China’s largest property developer failed to repay a loan and expects to miss more international debt obligations. Country Garden has moved closer to a default that could ripple through the financial system of the world’s second-largest economy.
Country Garden
(ticker: 2007.H.K.) said Tuesday that it failed to repay a Hong Kong-dollar-denominated loan worth some $60 million, and that it “expects that it will not be able to meet all of its offshore payment obligations.” This is essentially a warning that the company expects to default.
Country Garden, once held up as a model amid distress in China’s sprawling real estate industry, said it has engaged financial advisors “to evaluate the capital structure and liquidity of the group” and that it will hold talks with offshore creditors.
It’s a sign that the company may soon require a debt restructuring, a similar fate that befell
Evergrande Group
(3333.H.K.), whose descent into debt distress two years ago—an ongoing saga—underscored risks in China’s sprawling property sector.
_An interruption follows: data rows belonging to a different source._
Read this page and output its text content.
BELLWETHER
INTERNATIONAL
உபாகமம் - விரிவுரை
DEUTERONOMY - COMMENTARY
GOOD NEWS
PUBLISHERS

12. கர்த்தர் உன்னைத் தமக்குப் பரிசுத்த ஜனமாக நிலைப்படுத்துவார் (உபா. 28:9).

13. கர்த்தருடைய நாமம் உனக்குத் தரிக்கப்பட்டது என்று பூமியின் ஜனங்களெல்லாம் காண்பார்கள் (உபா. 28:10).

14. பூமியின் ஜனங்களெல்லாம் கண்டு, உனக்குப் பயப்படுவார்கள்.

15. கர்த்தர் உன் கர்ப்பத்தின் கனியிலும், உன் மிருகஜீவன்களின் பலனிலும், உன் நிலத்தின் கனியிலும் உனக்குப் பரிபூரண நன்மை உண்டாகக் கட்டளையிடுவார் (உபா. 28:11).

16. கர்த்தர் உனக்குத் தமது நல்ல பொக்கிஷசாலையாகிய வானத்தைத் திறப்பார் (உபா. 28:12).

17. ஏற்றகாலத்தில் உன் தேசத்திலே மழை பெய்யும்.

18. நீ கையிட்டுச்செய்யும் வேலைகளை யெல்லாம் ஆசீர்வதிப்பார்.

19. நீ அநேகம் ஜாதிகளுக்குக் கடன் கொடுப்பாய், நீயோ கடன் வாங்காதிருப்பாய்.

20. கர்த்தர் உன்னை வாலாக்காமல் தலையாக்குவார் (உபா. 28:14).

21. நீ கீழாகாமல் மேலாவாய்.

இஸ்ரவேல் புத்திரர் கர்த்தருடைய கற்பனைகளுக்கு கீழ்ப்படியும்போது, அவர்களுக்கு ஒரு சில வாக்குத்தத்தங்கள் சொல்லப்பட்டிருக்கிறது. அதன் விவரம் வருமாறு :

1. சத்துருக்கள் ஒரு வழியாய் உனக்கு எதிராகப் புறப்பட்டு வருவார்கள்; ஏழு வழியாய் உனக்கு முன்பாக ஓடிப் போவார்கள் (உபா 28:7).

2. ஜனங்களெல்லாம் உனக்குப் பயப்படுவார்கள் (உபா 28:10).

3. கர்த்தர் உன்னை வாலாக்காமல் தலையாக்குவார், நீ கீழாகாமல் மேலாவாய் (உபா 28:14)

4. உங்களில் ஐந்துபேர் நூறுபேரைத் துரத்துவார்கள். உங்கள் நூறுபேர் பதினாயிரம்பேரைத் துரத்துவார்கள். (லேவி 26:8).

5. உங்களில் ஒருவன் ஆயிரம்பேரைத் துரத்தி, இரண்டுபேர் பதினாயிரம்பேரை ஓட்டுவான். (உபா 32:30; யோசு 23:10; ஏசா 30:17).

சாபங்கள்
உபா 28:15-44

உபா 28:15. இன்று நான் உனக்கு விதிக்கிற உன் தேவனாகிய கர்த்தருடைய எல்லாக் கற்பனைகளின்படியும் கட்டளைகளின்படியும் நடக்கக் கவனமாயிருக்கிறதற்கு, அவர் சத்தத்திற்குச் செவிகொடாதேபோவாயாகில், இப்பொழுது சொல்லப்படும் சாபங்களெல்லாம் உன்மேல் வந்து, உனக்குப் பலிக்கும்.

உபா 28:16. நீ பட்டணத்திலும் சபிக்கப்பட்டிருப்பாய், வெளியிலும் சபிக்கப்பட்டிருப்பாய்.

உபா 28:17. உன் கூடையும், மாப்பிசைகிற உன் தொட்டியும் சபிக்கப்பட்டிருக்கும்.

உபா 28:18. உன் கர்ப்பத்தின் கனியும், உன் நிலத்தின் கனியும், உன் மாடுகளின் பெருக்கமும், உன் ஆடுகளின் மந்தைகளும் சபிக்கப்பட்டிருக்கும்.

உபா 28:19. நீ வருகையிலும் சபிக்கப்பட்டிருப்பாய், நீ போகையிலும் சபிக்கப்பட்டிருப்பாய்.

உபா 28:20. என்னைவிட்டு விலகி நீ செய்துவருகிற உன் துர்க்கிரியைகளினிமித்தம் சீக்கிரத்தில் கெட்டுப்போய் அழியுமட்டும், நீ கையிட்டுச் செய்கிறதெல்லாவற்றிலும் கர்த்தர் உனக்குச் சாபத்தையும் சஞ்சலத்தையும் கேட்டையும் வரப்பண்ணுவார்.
Shares in Country Garden—already down more than 70% this year as the company’s debt woes escalated—lost a further 10.7% in Hong Kong trading on Tuesday.
Historically an engine of growth for China, the real estate industry’s entwined role with the country’s financial system has raised concerns that indebted property developers represent a spillover risk for the Chinese economy, already in the midst of a slowdown. Country Garden had liabilities exceeding $187 billion as of the end of June.
But the underwhelming performance of the Chinese economy, too, has exacerbated problems for the likes of Country Garden, which said Tuesday that sales fell 44% year-over-year in the first nine months of 2023.
While there remain reasons to be bullish on China, hopes of meaningful government stimulus—which received another jolt in the arm on Tuesday after a Bloomberg report, citing anonymous sources, that more was on the way—have so far fallen flat.
The latest development from Country Garden is yet another reminder that China’s property woes are unlikely to be resolved soon, and could be a persistent headwind for a Chinese economy already grappling with meeting growth goals.